Correspondance 1812-1876, 4/1862/DXIX



DXIX

À MADEMOISELLE NANCY FLEURY, À PARIS


Nohant, 7 août 1862.


Ma chère mignonne,

Je suis bien contente de l’embarras d’Hetzel[1] puisqu’il me procure une charmante lettre de toi, et de bonnes nouvelles de vous toutes. J’ai vu ton père hier et nous avons causé, comme tu penses, de tout ce qui vous concerne, et de cette pauvre chère grand’mère qui est partie !

Ma Lina, qui est de retour de son voyage et se propose de t’écrire bientôt, a fait aussi mille questions sur vous à ton père. Et nous avons dit beaucoup de mal de toi, comme tu penses ! Nous avons grondé ton père de ce qu’il ne te faisait pas courir un peu avec lui quand il vient chez nous : ce serait si bon pour nous de te tenir ici ! Mais il dit : « Cela ne se peut pas, elle travaille, elle est forcée à des relations continuelles pour ses travaux. »

Un temps viendra peut-être où tu auras un peu de vacances, et Valentine aussi, et alors ta petite maman n’aurait plus de raison d’être à Paris quand le père aurait à venir en Berry. Vous prendriez Nohant pour centre d’opérations, ton père faisant ses courses et promenades ; vous, le peu de visites que vous tenez à faire maintenant au pays, et vous auriez chez nous le home et la famille.

Rien ici de changé essentiellement depuis les bons jours d’intimité que nous y avons passés ensemble, sauf le grand bonheur d’avoir cette adorable et adorée petite, immense compensation aux douleurs qui nous ont tous frappés et aux adieux tant de fois répétés aux vivants et aux morts.

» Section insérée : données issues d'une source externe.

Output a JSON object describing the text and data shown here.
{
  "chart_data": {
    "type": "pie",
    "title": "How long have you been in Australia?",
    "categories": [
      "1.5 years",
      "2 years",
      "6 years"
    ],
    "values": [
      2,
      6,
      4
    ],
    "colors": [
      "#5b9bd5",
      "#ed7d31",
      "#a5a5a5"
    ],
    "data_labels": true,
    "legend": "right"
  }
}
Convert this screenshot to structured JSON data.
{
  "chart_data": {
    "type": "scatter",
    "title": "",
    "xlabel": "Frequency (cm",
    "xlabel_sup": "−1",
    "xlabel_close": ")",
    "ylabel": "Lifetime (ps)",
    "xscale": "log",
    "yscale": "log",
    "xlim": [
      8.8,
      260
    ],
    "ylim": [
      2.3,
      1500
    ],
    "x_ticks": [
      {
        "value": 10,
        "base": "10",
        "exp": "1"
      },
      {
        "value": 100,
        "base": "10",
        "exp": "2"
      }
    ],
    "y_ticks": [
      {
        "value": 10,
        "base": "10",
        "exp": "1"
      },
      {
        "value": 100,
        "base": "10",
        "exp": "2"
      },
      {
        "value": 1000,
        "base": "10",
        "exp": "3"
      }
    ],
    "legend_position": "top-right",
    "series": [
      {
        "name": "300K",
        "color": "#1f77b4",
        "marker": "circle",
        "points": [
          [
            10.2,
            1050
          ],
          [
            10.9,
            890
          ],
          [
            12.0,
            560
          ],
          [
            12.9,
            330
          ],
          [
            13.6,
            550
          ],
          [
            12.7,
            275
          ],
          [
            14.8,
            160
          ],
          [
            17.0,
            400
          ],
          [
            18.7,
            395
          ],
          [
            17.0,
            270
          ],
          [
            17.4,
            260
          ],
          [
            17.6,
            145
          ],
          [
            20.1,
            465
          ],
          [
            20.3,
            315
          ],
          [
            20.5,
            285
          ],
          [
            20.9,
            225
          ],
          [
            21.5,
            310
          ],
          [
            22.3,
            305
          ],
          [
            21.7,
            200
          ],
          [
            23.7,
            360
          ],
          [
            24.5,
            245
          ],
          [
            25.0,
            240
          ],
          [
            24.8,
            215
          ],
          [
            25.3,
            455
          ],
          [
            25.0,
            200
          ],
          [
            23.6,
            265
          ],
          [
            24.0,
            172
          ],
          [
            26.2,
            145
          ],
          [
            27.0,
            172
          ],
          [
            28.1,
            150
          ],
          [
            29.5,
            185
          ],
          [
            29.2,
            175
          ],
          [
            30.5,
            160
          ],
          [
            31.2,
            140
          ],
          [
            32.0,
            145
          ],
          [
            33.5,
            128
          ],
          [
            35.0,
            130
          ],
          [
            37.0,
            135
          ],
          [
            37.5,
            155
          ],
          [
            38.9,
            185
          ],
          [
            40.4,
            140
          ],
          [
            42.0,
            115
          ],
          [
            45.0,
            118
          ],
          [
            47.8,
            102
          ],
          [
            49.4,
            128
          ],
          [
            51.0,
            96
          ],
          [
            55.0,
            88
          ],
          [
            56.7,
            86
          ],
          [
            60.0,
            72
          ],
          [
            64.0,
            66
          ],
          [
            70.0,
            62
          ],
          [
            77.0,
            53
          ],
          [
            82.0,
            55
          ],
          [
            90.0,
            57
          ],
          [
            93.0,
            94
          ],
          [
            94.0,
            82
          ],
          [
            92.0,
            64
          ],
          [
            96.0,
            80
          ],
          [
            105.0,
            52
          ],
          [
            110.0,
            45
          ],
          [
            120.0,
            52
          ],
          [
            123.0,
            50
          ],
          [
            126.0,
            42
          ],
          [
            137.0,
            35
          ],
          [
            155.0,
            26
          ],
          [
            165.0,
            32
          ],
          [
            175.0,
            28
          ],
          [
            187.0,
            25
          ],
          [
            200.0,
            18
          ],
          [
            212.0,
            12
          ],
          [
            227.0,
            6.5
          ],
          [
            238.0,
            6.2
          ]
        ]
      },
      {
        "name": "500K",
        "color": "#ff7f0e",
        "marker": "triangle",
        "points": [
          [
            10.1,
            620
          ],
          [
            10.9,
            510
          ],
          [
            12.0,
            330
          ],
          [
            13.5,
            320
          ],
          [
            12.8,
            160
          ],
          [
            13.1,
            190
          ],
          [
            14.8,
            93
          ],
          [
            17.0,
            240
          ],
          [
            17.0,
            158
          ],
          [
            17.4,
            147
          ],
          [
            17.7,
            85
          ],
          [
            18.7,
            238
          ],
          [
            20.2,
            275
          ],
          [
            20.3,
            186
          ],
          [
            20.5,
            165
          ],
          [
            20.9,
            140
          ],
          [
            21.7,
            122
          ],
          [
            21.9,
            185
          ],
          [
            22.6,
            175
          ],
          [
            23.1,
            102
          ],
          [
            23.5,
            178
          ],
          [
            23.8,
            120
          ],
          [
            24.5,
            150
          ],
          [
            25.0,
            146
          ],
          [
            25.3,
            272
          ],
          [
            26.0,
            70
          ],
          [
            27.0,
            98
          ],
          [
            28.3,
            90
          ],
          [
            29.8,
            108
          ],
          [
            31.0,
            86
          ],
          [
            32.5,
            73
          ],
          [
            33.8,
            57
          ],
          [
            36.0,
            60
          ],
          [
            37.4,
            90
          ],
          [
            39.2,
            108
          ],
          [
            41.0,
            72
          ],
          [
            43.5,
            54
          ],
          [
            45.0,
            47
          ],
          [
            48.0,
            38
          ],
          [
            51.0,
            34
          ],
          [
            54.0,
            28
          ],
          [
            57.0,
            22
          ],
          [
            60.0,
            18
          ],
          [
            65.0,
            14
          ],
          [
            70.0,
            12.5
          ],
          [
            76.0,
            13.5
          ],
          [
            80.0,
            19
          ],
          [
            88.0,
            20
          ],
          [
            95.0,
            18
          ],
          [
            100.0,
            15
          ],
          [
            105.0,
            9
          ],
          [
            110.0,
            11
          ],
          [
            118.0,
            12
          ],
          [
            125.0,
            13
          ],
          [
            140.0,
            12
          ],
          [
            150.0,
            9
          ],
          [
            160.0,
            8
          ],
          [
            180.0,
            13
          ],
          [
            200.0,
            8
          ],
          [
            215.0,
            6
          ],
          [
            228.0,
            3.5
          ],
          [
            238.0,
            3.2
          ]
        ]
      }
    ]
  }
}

Laisse Lina et moi faire ce bon rêve de vous ravoir quelquefois près de nous, quand de bonnes circonstances le permettront, et parlons de cette géométrie naturelle, qui est une œuvre charmante et bonne. Que les lecteurs sont donc bêtes avec leur répulsion pour les mots ! Enfin cherchons :

Avant nous.
L’œuvre avant l’ouvrier.
Les formes primitives.
La science avant les savants.
L’artiste éternel.
Histoire de la forme.

La loi des formes naturelles.

Tout cela ne vaut rien, et rien ne vaudra jamais le vrai titre, qui était le seul juste. Il faut tâcher de persuader à Hetzel de le conserver, ou il faut qu’il en trouve un bon. S’il refusait l’ouvrage, il me semble que madame Pape-Carpentier trouverait à le placer naturellement dans la Bibliothèque utile de Leneveu, qui est un excellent recueil, très répandu et très goûté.

Bonsoir, chère fille ; je t’embrasse, je vous embrasse tous bien fort.

TA MARRAINE.

  1. Qui cherchait un titre pour l’ouvrage d’abord intitulé Évenor et Leucippe, et qui s’est définitivement appelé les Amours de l’âge d’or.